After a long period satisfying an itch for Power Windows deep cuts that absolutely noone but the most rabid Rush-head knew needed to be scratched, the band whumped down a nine-song string of tunes from their latest, this spring’s Clockwork Angels. If, on record, Angels came across as more of the solid-but-not-earthshattering fare we’ve all come to expect from recent Rush, in a live setting this stuff was crushing, from the epic soar of the title track to the thudding attack of “Headlong Flight” (the latter of which features a breakdown that is really reminiscent of mid-70s Rush highlight “Bastille Day”). And when it wasn’t crushing, it was thoughtful and oddly beautiful, like “The Wreckers”, a tune that wouldn’t sound out of place on a playlist populated by, I dunno, R.E.M. or the Killers.

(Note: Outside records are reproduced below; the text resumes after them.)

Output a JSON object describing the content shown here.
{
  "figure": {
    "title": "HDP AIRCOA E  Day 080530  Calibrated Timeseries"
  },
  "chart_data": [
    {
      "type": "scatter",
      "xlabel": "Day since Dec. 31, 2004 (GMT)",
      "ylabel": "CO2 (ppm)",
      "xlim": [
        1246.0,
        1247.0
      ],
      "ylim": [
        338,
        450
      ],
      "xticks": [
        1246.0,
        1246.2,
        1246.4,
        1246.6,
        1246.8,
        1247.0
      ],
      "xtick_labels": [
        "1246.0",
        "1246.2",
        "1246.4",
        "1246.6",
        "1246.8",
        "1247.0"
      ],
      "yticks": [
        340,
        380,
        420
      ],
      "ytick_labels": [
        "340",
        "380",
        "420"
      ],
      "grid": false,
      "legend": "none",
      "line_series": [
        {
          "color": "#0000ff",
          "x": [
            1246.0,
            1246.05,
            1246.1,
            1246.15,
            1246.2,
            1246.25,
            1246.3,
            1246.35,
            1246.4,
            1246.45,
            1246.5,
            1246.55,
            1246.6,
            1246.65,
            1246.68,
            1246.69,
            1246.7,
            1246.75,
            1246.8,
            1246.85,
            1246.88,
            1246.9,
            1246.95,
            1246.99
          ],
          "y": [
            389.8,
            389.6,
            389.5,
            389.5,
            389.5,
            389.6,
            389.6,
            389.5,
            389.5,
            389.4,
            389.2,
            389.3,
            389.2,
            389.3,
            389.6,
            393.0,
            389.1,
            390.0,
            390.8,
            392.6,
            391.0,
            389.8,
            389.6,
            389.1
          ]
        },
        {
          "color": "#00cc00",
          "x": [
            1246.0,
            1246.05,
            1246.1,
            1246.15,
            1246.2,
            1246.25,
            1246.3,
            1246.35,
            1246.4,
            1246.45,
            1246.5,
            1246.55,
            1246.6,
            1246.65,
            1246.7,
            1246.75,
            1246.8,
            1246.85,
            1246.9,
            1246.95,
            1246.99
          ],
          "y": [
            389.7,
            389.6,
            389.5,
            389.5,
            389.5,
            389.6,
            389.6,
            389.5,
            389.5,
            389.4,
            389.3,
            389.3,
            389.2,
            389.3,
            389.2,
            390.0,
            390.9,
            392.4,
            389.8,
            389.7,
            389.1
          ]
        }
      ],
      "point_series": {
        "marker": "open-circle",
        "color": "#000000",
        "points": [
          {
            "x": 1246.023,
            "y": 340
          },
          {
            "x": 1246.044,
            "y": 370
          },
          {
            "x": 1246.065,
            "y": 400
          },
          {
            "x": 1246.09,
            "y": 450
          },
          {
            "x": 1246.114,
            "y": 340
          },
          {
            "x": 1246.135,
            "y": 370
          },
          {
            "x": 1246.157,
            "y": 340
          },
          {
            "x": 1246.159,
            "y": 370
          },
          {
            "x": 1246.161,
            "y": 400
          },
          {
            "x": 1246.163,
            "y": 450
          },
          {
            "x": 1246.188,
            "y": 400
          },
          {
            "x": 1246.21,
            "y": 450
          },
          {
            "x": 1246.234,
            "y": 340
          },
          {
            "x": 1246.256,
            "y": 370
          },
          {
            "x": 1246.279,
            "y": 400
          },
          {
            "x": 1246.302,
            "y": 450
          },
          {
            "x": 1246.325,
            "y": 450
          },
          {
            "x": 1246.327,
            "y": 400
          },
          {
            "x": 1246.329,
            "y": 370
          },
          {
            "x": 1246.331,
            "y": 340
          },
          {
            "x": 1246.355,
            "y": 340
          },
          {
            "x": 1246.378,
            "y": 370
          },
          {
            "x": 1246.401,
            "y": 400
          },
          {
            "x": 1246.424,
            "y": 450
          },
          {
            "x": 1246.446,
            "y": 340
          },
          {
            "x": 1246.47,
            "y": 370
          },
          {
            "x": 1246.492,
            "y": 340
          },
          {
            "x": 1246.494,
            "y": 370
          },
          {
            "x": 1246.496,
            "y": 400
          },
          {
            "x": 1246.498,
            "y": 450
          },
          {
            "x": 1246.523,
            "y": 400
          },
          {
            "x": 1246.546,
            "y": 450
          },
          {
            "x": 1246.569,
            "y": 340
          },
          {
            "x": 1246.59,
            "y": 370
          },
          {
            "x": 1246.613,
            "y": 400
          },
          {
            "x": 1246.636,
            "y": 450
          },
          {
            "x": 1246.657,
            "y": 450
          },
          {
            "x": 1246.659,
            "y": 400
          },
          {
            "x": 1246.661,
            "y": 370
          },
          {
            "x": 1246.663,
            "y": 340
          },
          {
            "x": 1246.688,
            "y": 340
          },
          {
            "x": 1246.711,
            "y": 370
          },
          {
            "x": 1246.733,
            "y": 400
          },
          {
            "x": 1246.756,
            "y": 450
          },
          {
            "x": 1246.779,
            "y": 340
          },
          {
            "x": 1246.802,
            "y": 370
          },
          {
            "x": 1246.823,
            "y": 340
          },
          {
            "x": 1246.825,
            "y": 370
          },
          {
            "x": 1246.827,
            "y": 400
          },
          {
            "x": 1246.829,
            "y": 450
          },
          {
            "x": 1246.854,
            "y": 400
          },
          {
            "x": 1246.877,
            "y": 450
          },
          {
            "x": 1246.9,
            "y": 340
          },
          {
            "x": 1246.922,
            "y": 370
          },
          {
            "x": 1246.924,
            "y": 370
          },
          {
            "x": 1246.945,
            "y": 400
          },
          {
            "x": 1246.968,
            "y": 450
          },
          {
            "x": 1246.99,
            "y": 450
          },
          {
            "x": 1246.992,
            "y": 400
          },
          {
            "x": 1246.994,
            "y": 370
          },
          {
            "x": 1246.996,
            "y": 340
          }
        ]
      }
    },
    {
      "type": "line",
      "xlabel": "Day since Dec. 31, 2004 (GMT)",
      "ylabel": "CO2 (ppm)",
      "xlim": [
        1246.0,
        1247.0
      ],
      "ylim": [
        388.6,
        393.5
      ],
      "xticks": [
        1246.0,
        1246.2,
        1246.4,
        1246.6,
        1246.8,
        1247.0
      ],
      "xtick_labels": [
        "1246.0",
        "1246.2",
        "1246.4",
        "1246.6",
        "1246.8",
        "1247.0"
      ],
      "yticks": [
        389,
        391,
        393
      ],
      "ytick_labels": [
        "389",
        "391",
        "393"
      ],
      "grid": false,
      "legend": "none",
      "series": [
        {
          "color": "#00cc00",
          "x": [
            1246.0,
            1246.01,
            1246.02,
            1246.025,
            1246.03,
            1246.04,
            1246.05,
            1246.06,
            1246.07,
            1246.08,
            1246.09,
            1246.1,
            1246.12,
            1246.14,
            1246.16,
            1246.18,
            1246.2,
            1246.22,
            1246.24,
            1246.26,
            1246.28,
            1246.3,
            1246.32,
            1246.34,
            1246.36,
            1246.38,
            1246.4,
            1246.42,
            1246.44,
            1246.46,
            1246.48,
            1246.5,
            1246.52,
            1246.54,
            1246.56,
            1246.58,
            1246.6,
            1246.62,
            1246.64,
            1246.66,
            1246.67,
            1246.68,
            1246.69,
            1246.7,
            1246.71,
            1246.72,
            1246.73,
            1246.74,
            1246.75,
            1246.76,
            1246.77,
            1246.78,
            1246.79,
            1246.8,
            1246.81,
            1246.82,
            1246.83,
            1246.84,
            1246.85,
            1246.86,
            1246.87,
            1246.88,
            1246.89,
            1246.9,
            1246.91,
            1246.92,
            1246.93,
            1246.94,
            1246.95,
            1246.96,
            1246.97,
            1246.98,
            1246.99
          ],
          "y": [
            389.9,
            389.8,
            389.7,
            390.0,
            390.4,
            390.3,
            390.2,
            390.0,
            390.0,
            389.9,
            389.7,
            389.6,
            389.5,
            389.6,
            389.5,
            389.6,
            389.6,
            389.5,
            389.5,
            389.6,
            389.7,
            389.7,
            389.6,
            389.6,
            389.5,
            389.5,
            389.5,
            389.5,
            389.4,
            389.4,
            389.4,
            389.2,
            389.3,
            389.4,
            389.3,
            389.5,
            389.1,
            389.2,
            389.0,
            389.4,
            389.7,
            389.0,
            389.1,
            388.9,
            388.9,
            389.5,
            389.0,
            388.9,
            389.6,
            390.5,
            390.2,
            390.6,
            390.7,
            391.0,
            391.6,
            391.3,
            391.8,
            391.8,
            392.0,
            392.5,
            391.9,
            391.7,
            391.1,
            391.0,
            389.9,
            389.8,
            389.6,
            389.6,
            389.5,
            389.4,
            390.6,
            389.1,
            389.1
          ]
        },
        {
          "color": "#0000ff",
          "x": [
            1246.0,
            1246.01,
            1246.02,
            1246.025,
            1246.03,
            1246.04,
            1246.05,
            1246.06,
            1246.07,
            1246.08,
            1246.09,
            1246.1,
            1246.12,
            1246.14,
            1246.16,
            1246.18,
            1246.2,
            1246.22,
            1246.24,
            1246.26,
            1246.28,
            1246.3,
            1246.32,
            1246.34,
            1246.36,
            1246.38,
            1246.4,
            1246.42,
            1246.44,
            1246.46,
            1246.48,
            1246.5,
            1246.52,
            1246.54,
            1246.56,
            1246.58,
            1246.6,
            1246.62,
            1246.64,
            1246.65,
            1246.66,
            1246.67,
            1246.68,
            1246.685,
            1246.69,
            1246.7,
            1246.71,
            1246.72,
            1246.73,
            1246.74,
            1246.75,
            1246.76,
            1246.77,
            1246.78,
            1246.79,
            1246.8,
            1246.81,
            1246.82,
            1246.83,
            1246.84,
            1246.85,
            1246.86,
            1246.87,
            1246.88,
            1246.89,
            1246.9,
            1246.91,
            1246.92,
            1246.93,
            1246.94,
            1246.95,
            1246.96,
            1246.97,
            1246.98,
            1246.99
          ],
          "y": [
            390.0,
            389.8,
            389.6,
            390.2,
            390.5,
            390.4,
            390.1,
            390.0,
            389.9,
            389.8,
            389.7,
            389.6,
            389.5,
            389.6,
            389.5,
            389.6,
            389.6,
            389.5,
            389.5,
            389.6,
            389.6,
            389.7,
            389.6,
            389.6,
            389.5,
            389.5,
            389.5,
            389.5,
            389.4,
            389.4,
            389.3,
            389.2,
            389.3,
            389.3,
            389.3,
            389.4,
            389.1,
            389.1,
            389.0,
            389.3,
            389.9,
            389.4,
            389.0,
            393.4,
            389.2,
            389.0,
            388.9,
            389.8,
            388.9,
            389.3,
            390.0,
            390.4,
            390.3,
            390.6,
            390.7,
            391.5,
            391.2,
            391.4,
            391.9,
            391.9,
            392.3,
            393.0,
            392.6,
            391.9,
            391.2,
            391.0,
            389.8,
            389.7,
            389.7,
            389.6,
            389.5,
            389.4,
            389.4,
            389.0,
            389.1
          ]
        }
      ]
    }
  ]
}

That said, the mood in the room lit up considerably when the opening plinks indicated that we were about to be bombarded with Moving Pictures-era classic “YYZ”-- because really, some good old odd-time-signature capital-P Prog is what a massive rock audience wants and craves. It’s worth noting that between “YYZ” and the sheer mania that greeted the assault that was “2112”, some of the most ecstatic reception of the evening was for instrumentals-- opportunities for the faithful to really get down to what they came to this show for: air drumming to some of rock’s knottiest drumwork. But such is the understood agreement of the Rush fan with their favorite band that they are willing to wait through several hours of music that doesn’t not exactly beg for fists in the air to get to the awaited moments of transcendence. A Rush fan may have to wade through all that and more (and endless men’s room lines) if it means the opportunity to be part of one of rock’s most rewarding musical cults.

Set One:
The Big Money
Force Ten
Grand Designs
Middletown Dreams
The Analog Kid
The Pass
Where's My Thing? (with drum solo)
Far Cry

Set Two:
Clockwork Angels
The Anarchist
The Wreckers
Headlong Flight
Halo Effect
Seven Cities of Gold
The Garden
Dreamline (with drum solo)
Red Sector A
The Spirit of Radio

Tom Sawyer
2112, Parts I, II, and VII

Note: I originally had the song "Headlong Flight" incorrectly identified in this post as "Headlong Attack"-- apologies and thanks for the sharp eyes, commenters!  A few years ago I got the opportunity to talk to Sir Geddy for the Phx, and was so nervous that my first question was about the band's then-new album, which I erroneously identified as Snakes and Ladders-- oof; Geddy was kind enough to not correct me, and I didn't notice until the transcription.  Anyway, thanks for the correction guys-- nothing gets by Rush fanatics!